After receiving her Ph.D. in 1982, Dr. Moldenhauer accepted a research position as a rice breeder with the University of Arkansas as an Assistant Professor in Agronomy. This position was located in Stuttgart, Arkansas at the Rice Research and Extension Center. She was promoted to Associate Professor in 1987, and Professor in 1992. Dr. Moldenhauer’s work has focused on the development of improved cultivars for the rice producers. During her tenure as project leader for the rice breeding and cultivar development program at the University of Arkansas, 29 rice cultivars have been released to producers. These varieties have had a substantial impact on rice production in Arkansas, averaging 25% to 60% of the rice acreage in any given year. With the release of these new cultivars the state average rice yields have increased from about 95 bushels/acre in 1982 to 168 bushel/acre in 2013 and 2014 with an average yield of 164 bushel/acre this year. These cultivars have increased disease resistance, increased lodging resistance, and earlier maturities than those they have replaced. Her selections Drew, Kaybonnet, and Katy, were the first commercially available cultivars with resistance to all of the commonly found rice blast races in the southern growing region. They have been utilized by the rice breeding groups in Louisiana, Mississippi and Texas as sources of resistance to both races IB-49 and IC-17.

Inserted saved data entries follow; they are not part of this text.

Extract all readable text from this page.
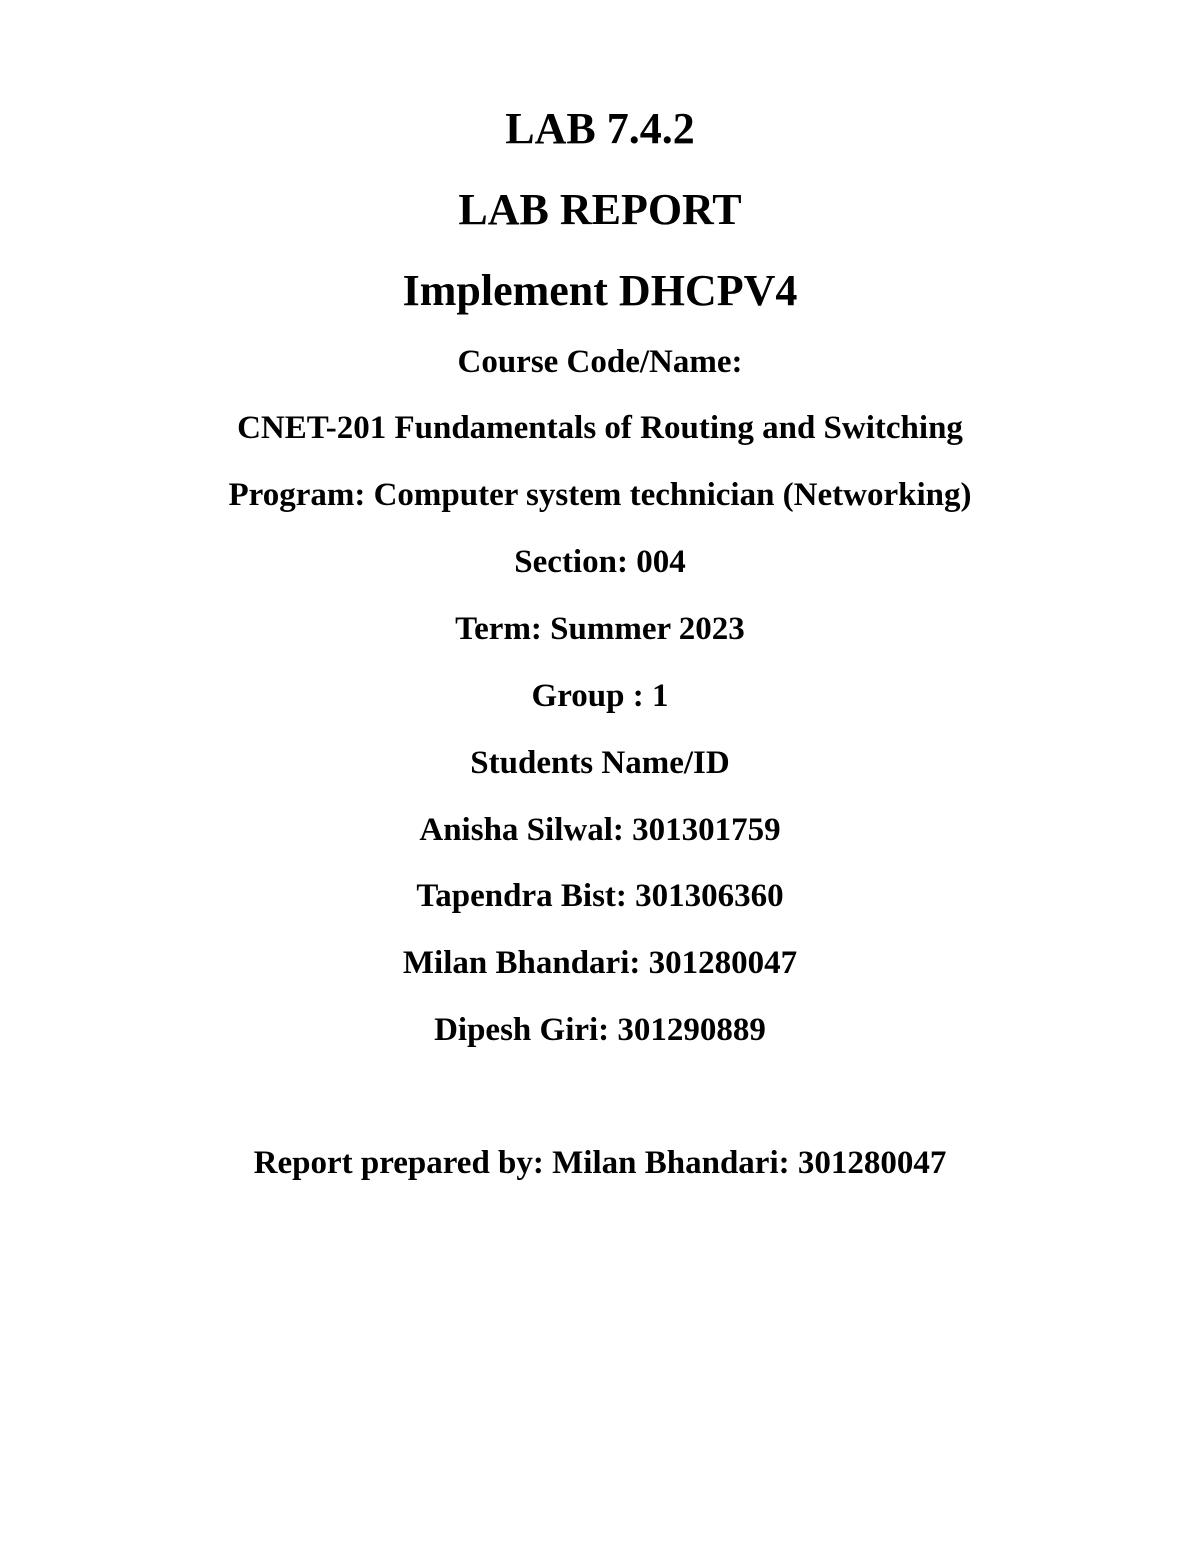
LAB 7.4.2
LAB REPORT
Implement DHCPV4
Course Code/Name:
CNET-201 Fundamentals of Routing and Switching
Program: Computer system technician (Networking)
Section: 004
Term: Summer 2023
Group : 1
Students Name/ID
Anisha Silwal: 301301759
Tapendra Bist: 301306360
Milan Bhandari: 301280047
Dipesh Giri: 301290889
Report prepared by: Milan Bhandari: 301280047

Dr. Moldenhauer also initiated (1989) and established (1991) a rice biotechnology program which utilized anther culture and a marker assisted selection (2001) at the Rice Research and Extension Center as a complement to the existing rice breeding program. She has also been involved in many interdisciplinary cooperative research efforts including joint research planning, management and field evaluation for rice studies involving soil fertility (DD50 program, and nitrogen interaction studies); plant pathology (recurrent selection for sheath blight tolerance, rice blast inheritance studies, sheath blight, blast and kernel smut nurseries); and food science (rice kernel characteristics and food quality traits).
Dr. Moldenhauer has 13 utility patents and 12 PVP certificates granted. She has published 10 book chapters, 86 referred publications, 251 reviewed publications, and 132 Abstracts. She is a Fellow of the Crop Science Society of America, the American Society of Agronomy and the American Association for the Advancement of Science. Dr. Moldenhauer has served on numerous committees for the University of Arkansas System and professional organizations over the years as well as on the Plant Breeding Coordinating Committee and National Genetics Resources Advisory Council. She was appointed to the International Rice Research Institute Board of Trustees where she is currently serving a 3 year term to expire at the end of 2018.